Forschung, Hochschulleben #4GenderStudies: Empowerte Sexualpädagogik – von, mit und für BIPOC

Nicht nur in der Forschung, sondern auch in der Lehre nehmen Gender Studies eine bedeutende Rolle an der ASH Berlin ein.

Lesen Sie hierzu eine Reflexion von Studierenden der ASH Berlin zu einem Gastvortrag von Prof. Dr. Maisha-Maureen Auma:

Im Sommersemester 2020 fand die Ringvorlesung „Queer-feministische Sexualpädagogik weiter denken“ statt. Sie war Ergebnis eines knapp zwei Jahre langen Projekts im BA Soziale Arbeit und wurde pandemiebedingt im Onlineformat durchgeführt. Eine Referentin war Prof. Dr. Maisha-Maureen Auma, die zum Thema „Empowerte Sexualpädagogik – von, mit und für BIPoC*“ sprach. Ihr Vortrag selbst war empowernd und sensibilisierte mit Fragen wie der, wie wir west- und weißzentrische Konzeptionen von sexueller Bildung dekolonial bearbeiten und restrukturieren können. Einige Studierende der Vorbereitungsgruppe dieser Veranstaltung halten im Folgenden fest, was sie aus dem Vortrag für die pädagogische Praxis mitgenommen haben:

Die Sexualpädagogik in der BRD hat ein Rassismusproblem - mit dieser These sind wir in die Vorbereitung der Veranstaltung mit Maisha-Maureen Auma eingestiegen. Aumas Vortrag begann mit einer Analyse dessen, was das konkret bedeutet: Marginalisierende und dehumanisierende Repräsentationen von BIPoC, ob in Sprache oder Bildern, sind in sexualpädagogischen Materialien noch immer die Normalität. Jugendliche of Color, Schwarze Jugendliche und migrantisierte Jugendliche werden beispielsweise in Materialien der Bundeszentrale für gesundheitliche Aufklärung auf kulturalisierende Weise adressiert und (nicht) repräsentiert; sie werden in eine hetero- und cisnormative Erzählung eingefasst, die sie als „‚Gegenüber‘ der weißen Sexualität“, so Auma, konstruiert. Gleichzeitig wird Rassismus als gesellschaftliches Machtverhältnis in Materialien und Konzepten der Sexualpädagogik (wie auch im hegemonialen Selbstbild der weißen deutschen Dominanzgesellschaft) ausgeklammert.

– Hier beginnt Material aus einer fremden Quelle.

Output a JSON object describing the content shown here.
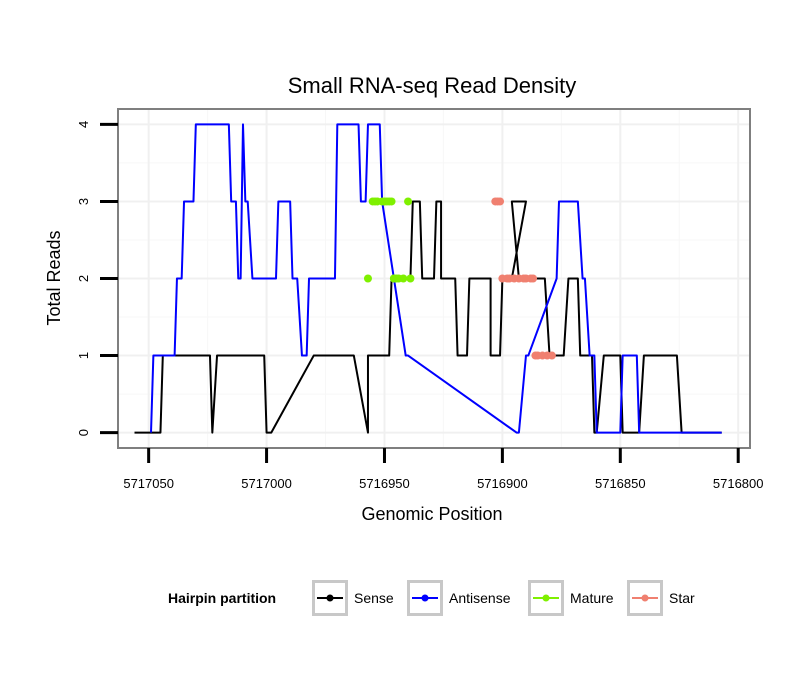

Sexuelle Bildung für alle ermöglichen

Maisha-Maureen Auma betonte in ihrem Gegenentwurf von sexueller Bildung als Möglichkeitsraum für BIPoC-Empowerment die Notwendigkeit, pädagogische Konzepte sexueller Bildung zu dekolonisieren und von Institutionen einzufordern, sexuelle Bildung für alle zu ermöglichen.

Konkret geht es dabei um einen subjektzentrierten Zugang zu sexueller Bildung und die Stärkung marginalisierter Weltauslegungen, die innerhalb von west- und weißzentrischen Bildungsinstitutionen keine formelle Anerkennung finden. Das Sexualitätswissen marginalisierter Menschen ins Zentrum zu holen und BIPoC als sexuelle Subjekte in ihrer Diversität ernst zu nehmen bedeutet, marginalisierte Perspektiven konsequent in alle Bereiche der Sexualpädagogik einzubeziehen, Mechanismen zu analysieren, die bestimmte Subjektpositionen an den Rändern fixieren.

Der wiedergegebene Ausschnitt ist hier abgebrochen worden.